Has it really been a month since I’ve been here? Sorry about that.
I found a list of writing prompts a few weeks ago and I decided to use those to kind of jump-start the process. Because as much as I write in my head, once I sit at the keyboard, my brain blanks and then I think of thousands of things that need to be done right now – like cleaning the bathtub or organizing a closet or washing my hair.
The first prompt is to think of a book you loved as a child and then write everything you remember about it, how it made you feel, what about it inspired you, did you act out the voices, where you were … things like that. And as much as I love to read, as much as I have always loved to read, I couldn’t think of a book that stood out to me.
What did come back was a time when I was about 8 or 9 and my sister JR read “Under the Haystack” to me. I don’t know why she read it to me when I was perfectly capable of reading it myself; I don’t remember if I asked her to read it to me or if she offered. If I was 8 or 9, she was 12 or 13ish and at a time when she probably had lots of things to do that were more fun than reading to her little sister. But she did. And it was kind of magical.

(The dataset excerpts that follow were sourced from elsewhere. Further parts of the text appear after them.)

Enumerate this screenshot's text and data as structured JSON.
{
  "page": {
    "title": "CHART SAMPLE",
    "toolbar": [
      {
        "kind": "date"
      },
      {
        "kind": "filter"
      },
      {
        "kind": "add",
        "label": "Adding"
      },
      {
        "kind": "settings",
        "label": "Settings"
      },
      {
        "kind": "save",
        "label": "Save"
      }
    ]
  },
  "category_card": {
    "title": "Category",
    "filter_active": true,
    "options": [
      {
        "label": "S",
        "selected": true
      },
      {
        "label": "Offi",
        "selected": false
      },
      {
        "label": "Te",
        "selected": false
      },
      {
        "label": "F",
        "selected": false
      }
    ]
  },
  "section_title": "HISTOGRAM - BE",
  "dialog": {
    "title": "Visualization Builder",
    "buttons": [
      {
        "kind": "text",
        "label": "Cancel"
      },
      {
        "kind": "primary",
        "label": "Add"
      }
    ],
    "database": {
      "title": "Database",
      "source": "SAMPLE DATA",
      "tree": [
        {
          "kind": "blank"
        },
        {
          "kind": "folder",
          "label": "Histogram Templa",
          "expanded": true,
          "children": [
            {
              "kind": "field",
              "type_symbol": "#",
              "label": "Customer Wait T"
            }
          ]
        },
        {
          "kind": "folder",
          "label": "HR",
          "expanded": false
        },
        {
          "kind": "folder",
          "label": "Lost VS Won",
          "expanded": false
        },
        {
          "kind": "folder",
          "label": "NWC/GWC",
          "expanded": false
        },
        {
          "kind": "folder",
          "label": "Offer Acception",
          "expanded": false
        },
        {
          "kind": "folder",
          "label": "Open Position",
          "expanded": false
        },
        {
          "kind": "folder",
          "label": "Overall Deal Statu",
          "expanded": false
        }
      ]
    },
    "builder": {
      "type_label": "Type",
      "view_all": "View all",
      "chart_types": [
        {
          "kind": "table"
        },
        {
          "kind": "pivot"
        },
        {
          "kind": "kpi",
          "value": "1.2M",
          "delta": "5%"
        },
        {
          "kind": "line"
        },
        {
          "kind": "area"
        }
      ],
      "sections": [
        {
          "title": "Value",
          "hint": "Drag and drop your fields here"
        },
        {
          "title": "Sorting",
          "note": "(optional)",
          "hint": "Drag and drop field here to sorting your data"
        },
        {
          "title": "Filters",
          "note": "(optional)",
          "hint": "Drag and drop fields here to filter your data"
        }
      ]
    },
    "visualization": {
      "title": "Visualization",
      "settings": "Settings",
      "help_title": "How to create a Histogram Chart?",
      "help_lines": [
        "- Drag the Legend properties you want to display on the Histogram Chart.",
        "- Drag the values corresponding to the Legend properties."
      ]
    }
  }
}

I shared a room with both of my sisters. They had bunk beds and I slept on the trundle bed. So that summer (I remember it was summer), I would sprawl on the trundle and she would lie down on her bed, and she read to me. It was about a teenage girl and her two younger sisters. They lived on a farm and their mother left one day and didn’t come back. So the girls had to figure everything out for themselves. I don’t remember the details of that, but I remember they had a haystack with a space cleared out in it and they would play there. Later, I think they hid there when adults came to check on them.
I had to look up the story online because my memory of it is so faulty. I don’t remember if the mom ever came back although she probably did because it was a young adult book from the 70’s and they mostly had happy endings. What I remember is getting lost in the story and feeling happy and loved. I remember JR being patient when I asked her a question. I remember how she made it come alive for me and I remember how close I felt to her while she was reading. It was something that I shared with her that no one else had and it made me feel special. I’m not sure how long it took to read it … maybe a week? I don’t know. What I remember is the feeling of being in a special world with my sister.
When I was in the three-four-five year old range, JR used to play a game with me. We’d cup our hands around our faces and put our hands together to block out the light and we would say together in spooky voices “You and me, all alone in a dark, dark world.” It always made me laugh and it gave me that same feeling of being in a special world (a dark, dark world) with my sister.
She’s since handed the game down to her daughter and it makes me happy to know that, even as silly as it was, it didn’t get lost and it created even more fun memories for my niece.
It seems to me that maybe the joy of a good book isn’t always the story itself. Maybe sometimes it’s the story of reading the story to someone else – or listening as someone reads it to you.